Eerie Von – Mike Morance – Uneasy Listening – Review

Eerie Von/Mike Morance

Uneasy Listening (Caroline)
by Angela Dauthi

What is it with Danzig and his cohorts? First he puts out a faux-orchestra “epic,” Black Aria, and now former bassist Eerie Von teams up with Mike Morance to put out Uneasy Listening, a funhouse-gone-bad, B-movie horror soundtrack. I’m trying to figure out whether they’re serious or not. The songs are all minor, mostly with a piano or harpsichord line that repeats endlessly (a must for cheesy splatter flix) with the addition of a sax or a scream in the background. The tempos are primarily set at a stalking pace, not plodding, but the sort of tiptoes, dark cloak, and shiny silver (of course silver) knife glinting in the light of the waxing moon.

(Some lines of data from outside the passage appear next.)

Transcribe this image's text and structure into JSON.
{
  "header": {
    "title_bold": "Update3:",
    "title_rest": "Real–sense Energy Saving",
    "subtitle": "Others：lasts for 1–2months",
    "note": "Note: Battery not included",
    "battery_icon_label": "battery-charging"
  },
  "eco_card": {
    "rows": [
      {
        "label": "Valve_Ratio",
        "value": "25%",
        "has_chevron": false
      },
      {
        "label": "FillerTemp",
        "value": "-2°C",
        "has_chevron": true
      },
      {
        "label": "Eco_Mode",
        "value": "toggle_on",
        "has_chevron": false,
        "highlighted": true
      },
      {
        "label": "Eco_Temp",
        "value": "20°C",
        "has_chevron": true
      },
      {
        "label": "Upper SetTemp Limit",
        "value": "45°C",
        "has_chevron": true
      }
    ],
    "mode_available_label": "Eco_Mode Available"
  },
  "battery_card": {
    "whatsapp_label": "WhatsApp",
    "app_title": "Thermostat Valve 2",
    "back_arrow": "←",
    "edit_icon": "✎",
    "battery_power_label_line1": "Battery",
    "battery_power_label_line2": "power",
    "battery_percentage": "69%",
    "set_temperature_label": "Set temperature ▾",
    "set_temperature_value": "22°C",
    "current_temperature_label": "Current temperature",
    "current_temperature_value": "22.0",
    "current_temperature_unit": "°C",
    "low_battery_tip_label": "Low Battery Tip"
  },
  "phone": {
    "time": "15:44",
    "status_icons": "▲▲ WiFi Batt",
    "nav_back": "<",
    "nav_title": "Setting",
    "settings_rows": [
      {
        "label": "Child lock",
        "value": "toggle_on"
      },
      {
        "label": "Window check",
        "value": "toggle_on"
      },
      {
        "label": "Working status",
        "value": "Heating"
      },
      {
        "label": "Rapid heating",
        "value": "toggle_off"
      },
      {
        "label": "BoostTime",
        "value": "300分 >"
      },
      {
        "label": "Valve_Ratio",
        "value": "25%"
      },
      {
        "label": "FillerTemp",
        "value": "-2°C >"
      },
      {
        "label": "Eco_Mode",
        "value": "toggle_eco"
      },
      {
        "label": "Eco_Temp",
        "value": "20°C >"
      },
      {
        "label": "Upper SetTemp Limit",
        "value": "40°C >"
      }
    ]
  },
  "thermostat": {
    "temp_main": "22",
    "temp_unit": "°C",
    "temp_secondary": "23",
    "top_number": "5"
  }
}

It’s entirely obvious that the sounds are almost all generated from a sequencer, which once again adds to the subtle humor of Uneasy Listening. It sounds so… artificial at times. Not that that’s a bad thing – it adds to the creepiness, because it’s so borderline cliché. If you really try, you can slip into the mindset of these eight songs, and feel yourself in that schlock horror movie, the fog rolling in off the moors, the howl of wolves in the distance, shadows trying their best to look like shadows and not evil beasts that want to rip your throat out. But then you catch yourself, and laugh.